Next steps: species interactions, global change, and regime
shifts
Natural or anthropogenic disturbances may create situations in which
turfs could alternately compete with or facilitate canopy-species
recovery (Table 1). In particular, non-coralline turfs tend to be more
resilient to disturbances such as El Niño (Filbee-Dexter & Wernberg
2018) and other disturbances (eutrophication, sedimentation, ocean
acidification) actually favor the growth of non-coralline turfs over
other taxa (Connell & Russell 2010; Muth et al. 2017). If turf or
crustose algae inhibit canopy recruitment, then the marine forest may
never recover after disturbance. However, if facilitation occurs, canopy
species may recover from a disturbance more quickly in environments with
stronger or more frequent positive interactions. Previous global change
predictions for marine forests were based on a negative effect of turfs
on canopy-forming species (Harley et al. 2011). Undeniably, competition
with turfs contributes to the globally-observed regime shift away from
canopy-dominated ecosystems (Petraitis & Dudgeon 2004; Filbee-Dexter &
Scheibling 2014; O’Brien & Scheibling 2018). However, in many
ecosystems, facilitation creates a positive feedback that maintains
contrasting system states (Kéfi et al. 2016). Given the frequency at
which we observe turf and crust facilitation of canopies in this study,
these positive effects may also contribute to alternative stable states
in marine forests. Future work should explicitly test for positive
interactions in these systems, and examine the role of facilitation in
amplifying or dampening the observed global regime shift to turf- and
crust-dominated marine forests.
We found that interactions in this system formed a continuum from
competitive to facilitative, across a predictable stress gradient.
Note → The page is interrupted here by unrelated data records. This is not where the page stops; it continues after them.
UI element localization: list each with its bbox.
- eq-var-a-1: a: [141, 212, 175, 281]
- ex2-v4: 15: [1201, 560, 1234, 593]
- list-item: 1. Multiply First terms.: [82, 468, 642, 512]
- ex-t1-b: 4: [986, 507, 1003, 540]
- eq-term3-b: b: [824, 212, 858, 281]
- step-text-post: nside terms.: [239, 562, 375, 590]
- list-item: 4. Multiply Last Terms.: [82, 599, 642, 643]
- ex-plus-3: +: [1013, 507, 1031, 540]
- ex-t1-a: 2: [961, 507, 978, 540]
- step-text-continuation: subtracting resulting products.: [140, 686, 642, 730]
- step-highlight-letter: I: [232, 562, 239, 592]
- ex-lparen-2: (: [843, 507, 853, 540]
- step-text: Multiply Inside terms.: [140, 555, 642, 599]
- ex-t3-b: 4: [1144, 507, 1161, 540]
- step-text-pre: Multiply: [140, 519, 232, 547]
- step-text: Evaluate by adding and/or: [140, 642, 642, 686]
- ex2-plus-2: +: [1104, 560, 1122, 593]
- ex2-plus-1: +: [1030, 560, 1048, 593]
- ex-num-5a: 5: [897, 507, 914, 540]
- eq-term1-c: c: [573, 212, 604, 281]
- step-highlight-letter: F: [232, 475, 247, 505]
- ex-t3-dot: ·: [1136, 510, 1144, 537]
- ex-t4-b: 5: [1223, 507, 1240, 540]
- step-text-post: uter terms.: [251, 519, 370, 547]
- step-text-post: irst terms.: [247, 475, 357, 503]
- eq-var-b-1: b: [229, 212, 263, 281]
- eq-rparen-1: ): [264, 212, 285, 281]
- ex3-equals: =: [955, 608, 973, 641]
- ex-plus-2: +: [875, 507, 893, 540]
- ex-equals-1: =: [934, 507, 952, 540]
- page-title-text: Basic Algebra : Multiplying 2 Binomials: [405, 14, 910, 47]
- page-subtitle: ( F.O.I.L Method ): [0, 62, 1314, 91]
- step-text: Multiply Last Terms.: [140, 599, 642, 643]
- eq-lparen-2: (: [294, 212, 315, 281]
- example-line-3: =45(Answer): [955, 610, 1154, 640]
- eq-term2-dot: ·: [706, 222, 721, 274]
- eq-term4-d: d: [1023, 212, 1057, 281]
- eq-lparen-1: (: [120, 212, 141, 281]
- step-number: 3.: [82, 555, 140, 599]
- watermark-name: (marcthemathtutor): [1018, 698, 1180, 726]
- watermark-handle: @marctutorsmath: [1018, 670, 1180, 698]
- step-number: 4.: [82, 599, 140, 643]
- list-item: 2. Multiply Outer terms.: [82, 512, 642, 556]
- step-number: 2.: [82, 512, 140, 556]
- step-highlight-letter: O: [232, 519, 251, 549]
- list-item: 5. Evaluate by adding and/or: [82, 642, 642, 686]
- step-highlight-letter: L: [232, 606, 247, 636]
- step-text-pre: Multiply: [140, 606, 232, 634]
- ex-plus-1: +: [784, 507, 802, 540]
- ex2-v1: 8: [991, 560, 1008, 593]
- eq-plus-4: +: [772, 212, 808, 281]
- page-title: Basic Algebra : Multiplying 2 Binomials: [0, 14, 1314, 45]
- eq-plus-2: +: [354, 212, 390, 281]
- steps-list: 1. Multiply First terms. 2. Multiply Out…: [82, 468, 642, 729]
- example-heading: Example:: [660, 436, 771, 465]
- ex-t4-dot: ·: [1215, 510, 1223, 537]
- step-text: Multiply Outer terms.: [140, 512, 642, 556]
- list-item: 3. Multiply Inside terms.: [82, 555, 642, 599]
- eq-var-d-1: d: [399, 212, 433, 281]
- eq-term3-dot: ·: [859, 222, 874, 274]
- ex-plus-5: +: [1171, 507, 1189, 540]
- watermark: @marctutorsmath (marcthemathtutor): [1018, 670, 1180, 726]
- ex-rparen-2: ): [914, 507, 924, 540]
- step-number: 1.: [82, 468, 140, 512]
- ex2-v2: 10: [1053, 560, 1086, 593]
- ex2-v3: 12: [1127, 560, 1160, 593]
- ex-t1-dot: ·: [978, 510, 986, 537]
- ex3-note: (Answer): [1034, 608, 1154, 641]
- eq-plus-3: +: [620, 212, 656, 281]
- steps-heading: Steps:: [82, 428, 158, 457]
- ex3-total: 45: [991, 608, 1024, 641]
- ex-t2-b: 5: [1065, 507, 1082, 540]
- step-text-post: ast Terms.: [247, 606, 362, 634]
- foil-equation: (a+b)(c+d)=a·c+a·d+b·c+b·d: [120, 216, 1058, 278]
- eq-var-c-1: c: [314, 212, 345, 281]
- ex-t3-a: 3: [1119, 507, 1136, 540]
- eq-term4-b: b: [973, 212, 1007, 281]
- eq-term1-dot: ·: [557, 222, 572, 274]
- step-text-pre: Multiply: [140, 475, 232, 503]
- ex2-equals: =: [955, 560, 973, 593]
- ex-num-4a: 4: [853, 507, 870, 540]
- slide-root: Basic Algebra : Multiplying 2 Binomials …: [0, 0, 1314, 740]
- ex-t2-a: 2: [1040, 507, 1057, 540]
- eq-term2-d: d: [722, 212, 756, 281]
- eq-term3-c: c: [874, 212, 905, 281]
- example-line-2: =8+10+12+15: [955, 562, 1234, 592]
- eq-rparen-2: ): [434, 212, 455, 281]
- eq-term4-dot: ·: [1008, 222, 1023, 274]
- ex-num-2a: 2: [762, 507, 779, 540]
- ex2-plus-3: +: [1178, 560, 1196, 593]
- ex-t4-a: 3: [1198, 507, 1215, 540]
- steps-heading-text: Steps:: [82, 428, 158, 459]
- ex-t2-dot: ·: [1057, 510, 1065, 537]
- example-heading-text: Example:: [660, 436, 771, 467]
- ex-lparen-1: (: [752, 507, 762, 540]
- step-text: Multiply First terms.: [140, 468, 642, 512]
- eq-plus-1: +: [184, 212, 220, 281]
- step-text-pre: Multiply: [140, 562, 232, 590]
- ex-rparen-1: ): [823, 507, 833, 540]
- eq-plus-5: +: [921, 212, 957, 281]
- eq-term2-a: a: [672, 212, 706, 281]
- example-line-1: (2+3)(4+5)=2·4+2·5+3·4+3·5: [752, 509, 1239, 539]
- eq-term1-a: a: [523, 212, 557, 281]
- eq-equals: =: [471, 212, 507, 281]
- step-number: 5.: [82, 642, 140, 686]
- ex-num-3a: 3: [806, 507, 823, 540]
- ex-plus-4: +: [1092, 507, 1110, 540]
We
used latitude as a geographic proxy for temperature, as few studies in
this meta-analysis included environmental data alongside interaction
estimates. In the future, abiotic data, and especially temperature,
should be reported and possibly experimentally manipulated in studies of
marine forest interactions. We found a stress gradient effect when we
combined intertidal and subtidal studies in the same analysis, though
few empirical studies treat these as one system with an “elevational”
gradient. We encourage more empirical work integrating the subtidal and
intertidal ecosystems, especially given environmental changes that may
drive species to deeper (warming) or shallower (sea level rise) water.
Finally, the interactions included in this study are only a few of the
diverse set of trophic and non-trophic interactions in marine forests.
Herbivory, competition, facilitation, predation, and indirect effects
are all interactions that shape community structure and play a role in
regime shifts (Petraitis & Dudgeon 2004). Linking the effect of the
canopy on turfs and crusts with the interactions in this study would be
a feasible first step in understanding the emergent impact of all these
interactions (Bennett et al. 2015; O’Brien & Scheibling 2018). Our
results highlight the importance of testing for facilitative
interactions where competition is thought to dominate, shedding new
light on a well-studied interaction involved in a global regime shift.